The last of these would be by Dr. Grog, who you have met in many of these 900 Round and Square posts:
Grog say: I kill Mastodon, then eat. No sugar; no grain. Just meat (uncooked—I
not invent fire yet). Paleo good. Neo...bad (although I not know about it..since
it hasn't happened). Grain cause blood sugar rise, increase blood pressure,
patriarchy, writing, societal differentiation, hierarchy, oppression, slavery,
and the doom of all humanity. I just cook big Mastodon (and mostly eat
tree grub...since Mastodon hard to kill). Doctor say my blood sugar "normal....
blood pressure, too.
Well, Grog...right. You may choose which diet (these are The Five) leads that way.
|[f] Gainin' RF|
So, of all the strange and eviscerating regimens from which we could choose, these are the five. Together, they
Remember, if you think that this is a "top-five" list, such as you read on Yahoo, you are very badly mistaken. No, these are totality.
Well, it isn't "The Best of..." It is totality. These five diets are "diets."
If that doesn't make sense...go back and read the introduction and the links!
(feel free to click the links)
Diet of Augsburg
The Japanese Diet
The Diet of Worms
** The RSQ board will occasionally make use of the "honorable mention" opportunity to throw in a few more things to think about. The Honorable Mentions have a little bit of history and culture to consider. The RSQ Board has its reasons.
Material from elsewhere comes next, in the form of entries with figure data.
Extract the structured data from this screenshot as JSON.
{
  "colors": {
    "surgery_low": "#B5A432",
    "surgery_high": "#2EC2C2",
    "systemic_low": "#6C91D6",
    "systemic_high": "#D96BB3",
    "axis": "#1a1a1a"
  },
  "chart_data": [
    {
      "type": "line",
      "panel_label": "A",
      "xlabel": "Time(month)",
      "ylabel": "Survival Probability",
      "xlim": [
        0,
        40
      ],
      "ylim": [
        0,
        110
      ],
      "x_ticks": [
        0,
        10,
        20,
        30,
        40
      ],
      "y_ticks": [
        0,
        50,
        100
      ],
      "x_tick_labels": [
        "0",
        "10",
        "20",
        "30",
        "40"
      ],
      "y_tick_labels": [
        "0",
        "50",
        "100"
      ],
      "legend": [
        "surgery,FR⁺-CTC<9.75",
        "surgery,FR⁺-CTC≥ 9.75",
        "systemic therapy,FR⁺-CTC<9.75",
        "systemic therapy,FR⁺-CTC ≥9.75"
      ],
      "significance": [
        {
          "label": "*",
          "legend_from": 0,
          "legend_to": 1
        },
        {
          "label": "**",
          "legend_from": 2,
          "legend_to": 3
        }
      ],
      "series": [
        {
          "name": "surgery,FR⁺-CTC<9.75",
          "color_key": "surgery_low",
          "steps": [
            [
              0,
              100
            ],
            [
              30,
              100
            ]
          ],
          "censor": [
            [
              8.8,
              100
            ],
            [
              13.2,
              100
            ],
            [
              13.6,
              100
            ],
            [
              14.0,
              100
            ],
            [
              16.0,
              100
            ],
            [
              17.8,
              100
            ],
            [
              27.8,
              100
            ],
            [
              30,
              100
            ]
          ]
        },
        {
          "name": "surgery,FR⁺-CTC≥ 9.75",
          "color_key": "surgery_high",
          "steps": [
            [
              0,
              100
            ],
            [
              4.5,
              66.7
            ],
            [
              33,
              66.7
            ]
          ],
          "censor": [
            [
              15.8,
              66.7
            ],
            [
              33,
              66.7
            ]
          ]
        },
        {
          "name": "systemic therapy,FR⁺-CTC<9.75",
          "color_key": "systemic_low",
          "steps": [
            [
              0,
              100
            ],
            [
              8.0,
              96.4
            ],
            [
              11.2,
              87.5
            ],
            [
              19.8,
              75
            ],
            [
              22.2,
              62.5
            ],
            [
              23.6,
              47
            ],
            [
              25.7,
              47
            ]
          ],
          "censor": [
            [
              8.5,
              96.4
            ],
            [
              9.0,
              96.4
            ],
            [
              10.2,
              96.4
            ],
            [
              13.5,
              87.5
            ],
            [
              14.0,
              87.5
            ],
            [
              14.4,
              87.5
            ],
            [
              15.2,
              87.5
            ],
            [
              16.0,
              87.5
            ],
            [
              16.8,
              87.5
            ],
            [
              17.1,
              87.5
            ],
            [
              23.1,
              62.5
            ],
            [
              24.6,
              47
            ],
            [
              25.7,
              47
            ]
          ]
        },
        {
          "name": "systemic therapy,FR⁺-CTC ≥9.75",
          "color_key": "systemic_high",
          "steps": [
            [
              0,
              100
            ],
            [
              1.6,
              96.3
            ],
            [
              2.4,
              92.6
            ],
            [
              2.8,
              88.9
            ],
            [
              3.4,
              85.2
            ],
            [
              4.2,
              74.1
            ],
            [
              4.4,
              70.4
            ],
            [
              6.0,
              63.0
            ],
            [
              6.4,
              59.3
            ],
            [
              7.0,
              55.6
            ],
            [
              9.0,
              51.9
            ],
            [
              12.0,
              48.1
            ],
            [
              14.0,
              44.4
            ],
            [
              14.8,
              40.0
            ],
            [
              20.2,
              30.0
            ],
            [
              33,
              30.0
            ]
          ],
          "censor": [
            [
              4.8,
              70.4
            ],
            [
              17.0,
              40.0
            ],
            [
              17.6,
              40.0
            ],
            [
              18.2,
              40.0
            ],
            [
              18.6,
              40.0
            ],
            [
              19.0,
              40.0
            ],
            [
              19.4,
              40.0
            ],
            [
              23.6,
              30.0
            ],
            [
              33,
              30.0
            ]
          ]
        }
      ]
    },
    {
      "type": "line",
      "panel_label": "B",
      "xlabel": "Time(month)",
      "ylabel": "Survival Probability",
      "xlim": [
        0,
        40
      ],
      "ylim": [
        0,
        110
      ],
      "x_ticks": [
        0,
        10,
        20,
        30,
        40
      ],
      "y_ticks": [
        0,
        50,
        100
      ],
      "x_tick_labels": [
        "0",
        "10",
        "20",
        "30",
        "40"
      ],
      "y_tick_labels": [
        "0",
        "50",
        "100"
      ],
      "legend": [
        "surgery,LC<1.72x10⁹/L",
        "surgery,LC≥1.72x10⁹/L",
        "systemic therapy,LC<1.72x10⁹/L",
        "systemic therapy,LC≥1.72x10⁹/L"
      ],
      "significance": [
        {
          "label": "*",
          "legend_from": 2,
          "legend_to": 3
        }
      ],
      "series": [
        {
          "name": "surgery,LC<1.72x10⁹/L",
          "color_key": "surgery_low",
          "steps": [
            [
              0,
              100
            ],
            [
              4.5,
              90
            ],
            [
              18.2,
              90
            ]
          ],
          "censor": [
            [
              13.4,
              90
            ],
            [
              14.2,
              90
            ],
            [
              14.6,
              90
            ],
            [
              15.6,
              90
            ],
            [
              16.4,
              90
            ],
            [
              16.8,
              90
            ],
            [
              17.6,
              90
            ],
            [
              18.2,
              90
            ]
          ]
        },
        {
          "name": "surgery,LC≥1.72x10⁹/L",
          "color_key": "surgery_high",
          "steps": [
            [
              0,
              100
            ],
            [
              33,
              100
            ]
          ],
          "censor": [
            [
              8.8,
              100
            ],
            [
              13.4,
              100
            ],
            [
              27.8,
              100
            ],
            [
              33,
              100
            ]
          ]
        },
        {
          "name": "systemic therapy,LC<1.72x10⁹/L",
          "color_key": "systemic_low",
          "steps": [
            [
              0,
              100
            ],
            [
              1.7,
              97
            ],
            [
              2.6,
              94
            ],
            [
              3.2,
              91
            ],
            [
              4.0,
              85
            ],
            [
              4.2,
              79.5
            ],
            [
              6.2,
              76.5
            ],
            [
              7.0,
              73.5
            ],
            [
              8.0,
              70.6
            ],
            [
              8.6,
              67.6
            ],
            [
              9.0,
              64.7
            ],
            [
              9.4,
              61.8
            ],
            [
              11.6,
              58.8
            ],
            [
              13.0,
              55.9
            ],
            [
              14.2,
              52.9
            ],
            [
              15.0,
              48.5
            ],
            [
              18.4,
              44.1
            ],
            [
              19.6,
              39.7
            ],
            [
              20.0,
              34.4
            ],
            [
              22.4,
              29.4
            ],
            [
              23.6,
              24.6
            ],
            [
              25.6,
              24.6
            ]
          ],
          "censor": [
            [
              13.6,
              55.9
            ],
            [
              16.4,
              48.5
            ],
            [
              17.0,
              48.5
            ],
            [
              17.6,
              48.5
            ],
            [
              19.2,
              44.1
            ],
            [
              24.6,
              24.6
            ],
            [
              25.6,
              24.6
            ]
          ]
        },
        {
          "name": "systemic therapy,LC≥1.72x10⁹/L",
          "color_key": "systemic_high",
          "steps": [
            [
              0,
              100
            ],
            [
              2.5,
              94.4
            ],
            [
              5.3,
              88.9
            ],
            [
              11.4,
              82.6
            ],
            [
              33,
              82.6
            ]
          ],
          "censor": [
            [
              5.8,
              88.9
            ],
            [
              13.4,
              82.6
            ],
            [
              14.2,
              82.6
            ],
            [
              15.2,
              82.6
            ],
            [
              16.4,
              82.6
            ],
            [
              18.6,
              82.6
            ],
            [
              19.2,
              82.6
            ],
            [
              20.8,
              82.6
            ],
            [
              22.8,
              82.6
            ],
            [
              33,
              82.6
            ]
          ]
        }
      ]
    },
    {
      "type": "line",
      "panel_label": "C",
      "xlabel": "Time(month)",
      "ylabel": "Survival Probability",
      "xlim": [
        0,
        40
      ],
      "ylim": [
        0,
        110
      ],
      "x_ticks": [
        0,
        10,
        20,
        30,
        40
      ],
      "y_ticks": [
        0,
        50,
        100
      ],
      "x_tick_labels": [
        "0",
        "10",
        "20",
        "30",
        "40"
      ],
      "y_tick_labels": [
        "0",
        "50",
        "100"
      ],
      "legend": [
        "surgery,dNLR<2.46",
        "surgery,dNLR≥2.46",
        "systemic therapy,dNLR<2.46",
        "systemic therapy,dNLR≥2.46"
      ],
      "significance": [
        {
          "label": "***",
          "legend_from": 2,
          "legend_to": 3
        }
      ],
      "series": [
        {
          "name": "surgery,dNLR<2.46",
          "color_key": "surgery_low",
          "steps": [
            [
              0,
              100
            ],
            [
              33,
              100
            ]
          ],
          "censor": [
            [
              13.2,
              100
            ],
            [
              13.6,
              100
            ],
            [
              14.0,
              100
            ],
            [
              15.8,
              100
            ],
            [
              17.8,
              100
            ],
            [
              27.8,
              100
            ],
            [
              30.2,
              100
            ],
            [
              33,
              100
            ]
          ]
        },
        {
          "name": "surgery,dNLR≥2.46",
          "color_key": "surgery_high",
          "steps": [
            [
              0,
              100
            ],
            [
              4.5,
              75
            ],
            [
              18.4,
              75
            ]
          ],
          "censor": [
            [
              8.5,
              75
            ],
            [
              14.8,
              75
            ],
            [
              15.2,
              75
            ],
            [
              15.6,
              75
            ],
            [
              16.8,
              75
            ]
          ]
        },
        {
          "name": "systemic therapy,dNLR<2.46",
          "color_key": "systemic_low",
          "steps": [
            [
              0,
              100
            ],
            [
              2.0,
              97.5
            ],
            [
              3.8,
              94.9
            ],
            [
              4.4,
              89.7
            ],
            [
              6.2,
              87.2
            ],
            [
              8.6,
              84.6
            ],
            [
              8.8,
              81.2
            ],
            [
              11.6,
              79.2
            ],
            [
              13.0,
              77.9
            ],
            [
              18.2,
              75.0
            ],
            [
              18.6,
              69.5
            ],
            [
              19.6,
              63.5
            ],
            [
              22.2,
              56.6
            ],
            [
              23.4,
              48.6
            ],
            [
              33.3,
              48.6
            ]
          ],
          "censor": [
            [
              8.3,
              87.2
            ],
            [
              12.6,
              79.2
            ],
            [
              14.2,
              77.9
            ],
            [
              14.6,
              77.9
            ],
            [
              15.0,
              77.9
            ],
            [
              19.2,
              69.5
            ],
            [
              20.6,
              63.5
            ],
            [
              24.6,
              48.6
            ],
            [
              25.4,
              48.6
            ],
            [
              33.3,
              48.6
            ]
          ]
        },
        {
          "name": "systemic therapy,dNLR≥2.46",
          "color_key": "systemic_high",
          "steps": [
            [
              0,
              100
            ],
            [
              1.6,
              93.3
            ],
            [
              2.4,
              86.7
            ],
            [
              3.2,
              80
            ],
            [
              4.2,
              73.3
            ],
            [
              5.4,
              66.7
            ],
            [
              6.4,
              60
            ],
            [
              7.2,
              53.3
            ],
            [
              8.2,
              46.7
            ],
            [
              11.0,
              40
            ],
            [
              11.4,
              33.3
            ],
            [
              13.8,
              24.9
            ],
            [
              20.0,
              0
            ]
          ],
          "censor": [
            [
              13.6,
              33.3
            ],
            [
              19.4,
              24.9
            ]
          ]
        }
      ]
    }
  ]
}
A brief (sort-of) explanation.
Weight Watchers: major revenue and reach. Atkins: it has never died, much though many of us have mocked its ketosis-inducing folly...except that Ornish seemed to have the answer, but (much though I adore the guy) buried us in heaps of pasta. South Beach takes Atkins and gives him some flavor. Paleo is the latest trend. The key is blood sugar. Have you ever walked down a supermarket aisle? It's all sugar and (processed) carbohydrate. And the Neolithic (paternal-grain) culture caused all human suffering. Still, I would not get to teach another country's history and study other languages if not for the domination of grains and the power of the written word. This very blog has roots in paternal grain culture and oppressive social orders. There is a reason that Claude Lévi-Strauss notes that writing (which came from grain...really) is the key to all human oppression.
'nuf said. The cosmologists have the last word. These are The Five. The Five Diets.